MODERATE CARBONATE CRYSTALLIZATION TEMPERATURES ON THE LOUTRAKI FAULT, GREECE:  WHERE IS THE EVIDENCE FOR SHEAR HEATING?


PRICE, Jason B., Division of Geological and Planetary Sciences, California Institute of Technology, MC 100-23, Pasadena, CA 91125, CARDELLO, Giovanni L., Earth and Environmental Sciences, Université de Genève, 13 Rue des Maraîchers, Genève, 1205, Switzerland and EILER, John M., Division of Geology and Planetary Sciences, California Institute of Technology, MC 170-25, 1200 E. California Blvd, Pasadena, CA 91125, jboprice@gmail.com

Outcropping at the southeast end of the Corinth rift, the most rapidly extending region in Europe, the Loutraki Fault is a S-block-down normal fault that separates the Perachora Peninsula horst from the Lechaion Gulf-Saronic Gulf grabens that probably last slipped during the Pleistocene. Carbonate clumped isotope measurements were made on select carbonate microstructures from the Loutraki Fault to determine if any of these fault phases preserve a signature of high-temperature crystallization, e.g., those developed during "shear heating." We find that comminuted clasts of Pindos Limestone country rock preserve the highest temperatures of c. 95 to 120°C, whereas adjacent ultracataclasite bands (UB) record temperatures in the range 60 to 80°C. The two coolest temperatures of c. 62°C were measured in UB within 5 mm of the outcropping principal slip surface (PSS).
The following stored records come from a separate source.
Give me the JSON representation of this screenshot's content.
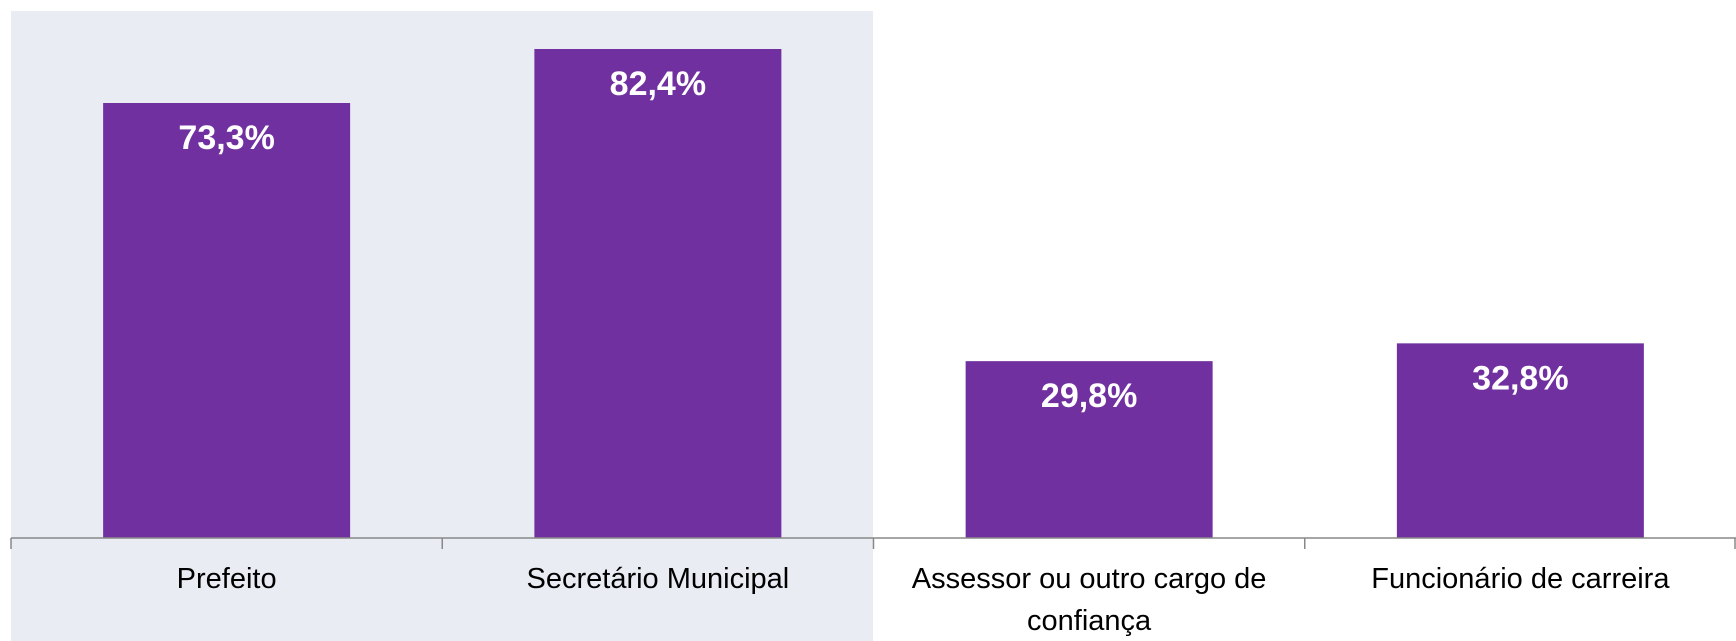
{
  "chart_data": {
    "type": "bar",
    "categories": [
      "Prefeito",
      "Secretário Municipal",
      "Assessor ou outro cargo de confiança",
      "Funcionário de carreira"
    ],
    "values": [
      73.3,
      82.4,
      29.8,
      32.8
    ],
    "value_labels": [
      "73,3%",
      "82,4%",
      "29,8%",
      "32,8%"
    ],
    "color": "#7030a0"
  }
}
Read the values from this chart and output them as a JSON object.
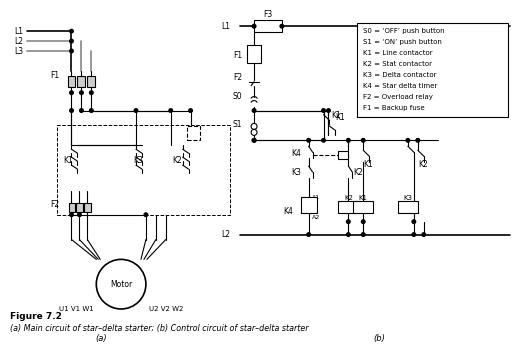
{
  "fig_label": "Figure 7.2",
  "fig_caption": "(a) Main circuit of star–delta starter; (b) Control circuit of star–delta starter",
  "background_color": "#ffffff",
  "line_color": "#000000",
  "gray_color": "#888888",
  "legend_items": [
    "S0 = ‘OFF’ push button",
    "S1 = ‘ON’ push button",
    "K1 = Line contactor",
    "K2 = Stat contactor",
    "K3 = Delta contactor",
    "K4 = Star delta timer",
    "F2 = Overload relay",
    "F1 = Backup fuse"
  ]
}
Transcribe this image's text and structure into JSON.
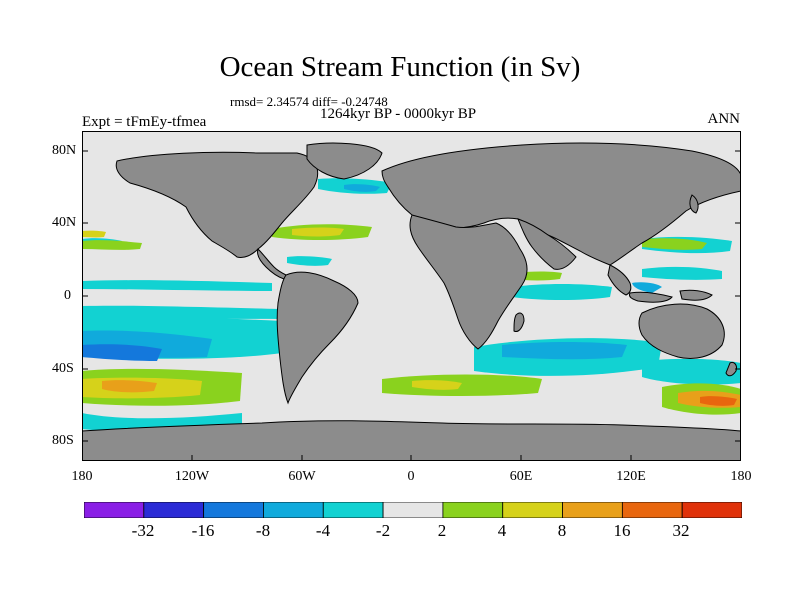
{
  "title": "Ocean Stream Function (in Sv)",
  "stats": "rmsd= 2.34574 diff= -0.24748",
  "period": "1264kyr BP - 0000kyr BP",
  "experiment": "Expt = tFmEy-tfmea",
  "season": "ANN",
  "latitude_labels": [
    "80N",
    "40N",
    "0",
    "40S",
    "80S"
  ],
  "longitude_labels": [
    "180",
    "120W",
    "60W",
    "0",
    "60E",
    "120E",
    "180"
  ],
  "colorbar": {
    "labels": [
      "-32",
      "-16",
      "-8",
      "-4",
      "-2",
      "2",
      "4",
      "8",
      "16",
      "32"
    ],
    "colors": [
      "#8a1ee6",
      "#2b2bd6",
      "#1478dc",
      "#10aadc",
      "#12d2d2",
      "#e6e6e6",
      "#8ad21e",
      "#d6d21a",
      "#e8a01a",
      "#e8660e",
      "#e0320a"
    ]
  },
  "colors": {
    "land": "#8c8c8c",
    "ocean_neutral": "#e6e6e6",
    "coast": "#000000"
  }
}
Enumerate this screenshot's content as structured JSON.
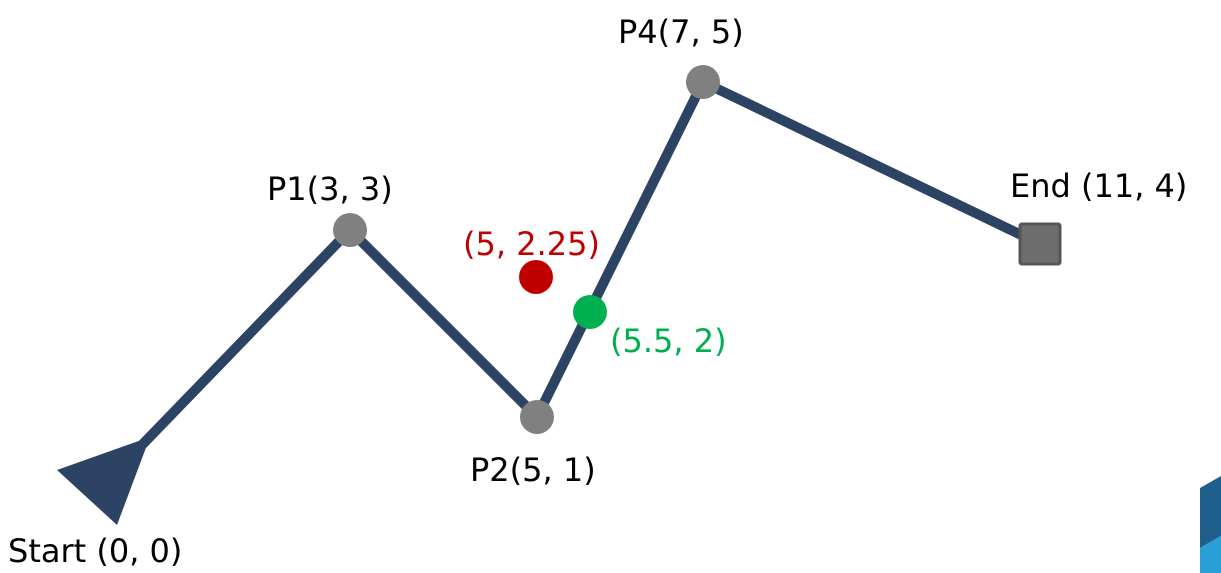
{
  "colors": {
    "path": "#2c4364",
    "waypoint": "#808080",
    "end_marker": "#6d6d6d",
    "label_text": "#000000",
    "red_point": "#c00000",
    "green_point": "#00b050",
    "logo_dark": "#1f5f8b",
    "logo_light": "#2a9fd6"
  },
  "points": {
    "start": {
      "label": "Start (0, 0)"
    },
    "p1": {
      "label": "P1(3, 3)"
    },
    "p2": {
      "label": "P2(5, 1)"
    },
    "p4": {
      "label": "P4(7, 5)"
    },
    "end": {
      "label": "End (11, 4)"
    }
  },
  "red_point": {
    "label": "(5, 2.25)"
  },
  "green_point": {
    "label": "(5.5, 2)"
  },
  "icons": {
    "start_marker": "triangle-arrow-icon",
    "end_marker": "square-icon",
    "corner_logo": "hexagon-logo-icon"
  }
}
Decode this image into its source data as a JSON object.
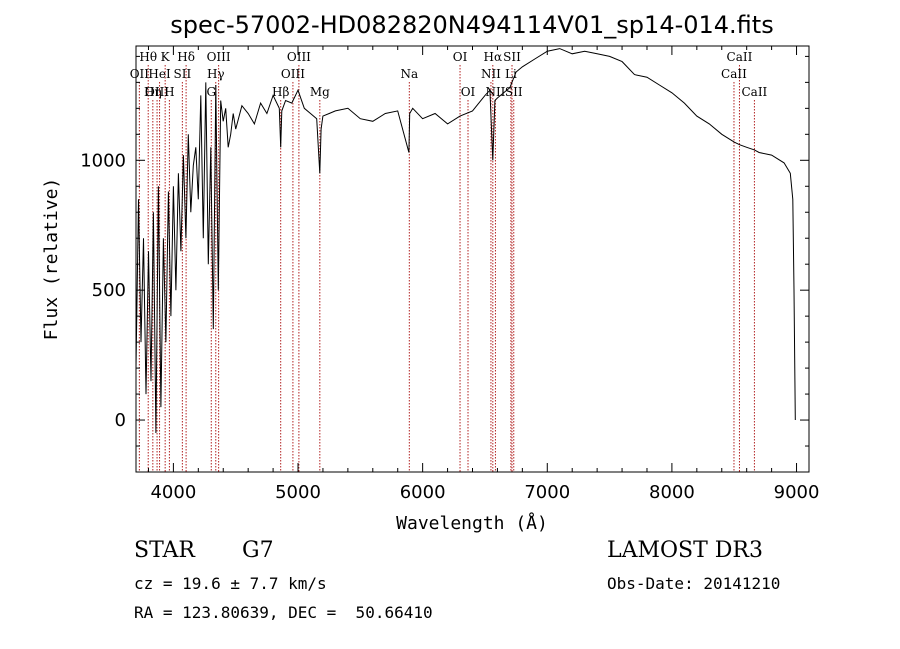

A linear correlation of UB crystallization temperature vs distance into the footwall from the outcropping PSS is c. 5°C/cm over a distance of c. 10 cm. Calculated equilibrium d18O water compositions for the UB nearest the PSS are in the range 2 to 4 permil but, for country rock clasts and UB deeper in the footwall, are >8 permil. Given that temperature increases with distance into the footwall, we find a zone of cooling on and near the active PSS and find no evidence for spikes in crystallization temperature that would be expected from shear heating. Calculated water compositions are in part consistent with marine, rather than meteoric, water, and the cooling trend adjacent to the PSS does not appear to be the result of meteoric influx. The c. 25°C difference in temperatures recorded in Pindos country rock clasts may indicate either partial re-equilibration with surrounding fault gouge or sampling of country rock from different levels of crust from as deep as c. 3 km and separated from each other by as much as 1 km vertically.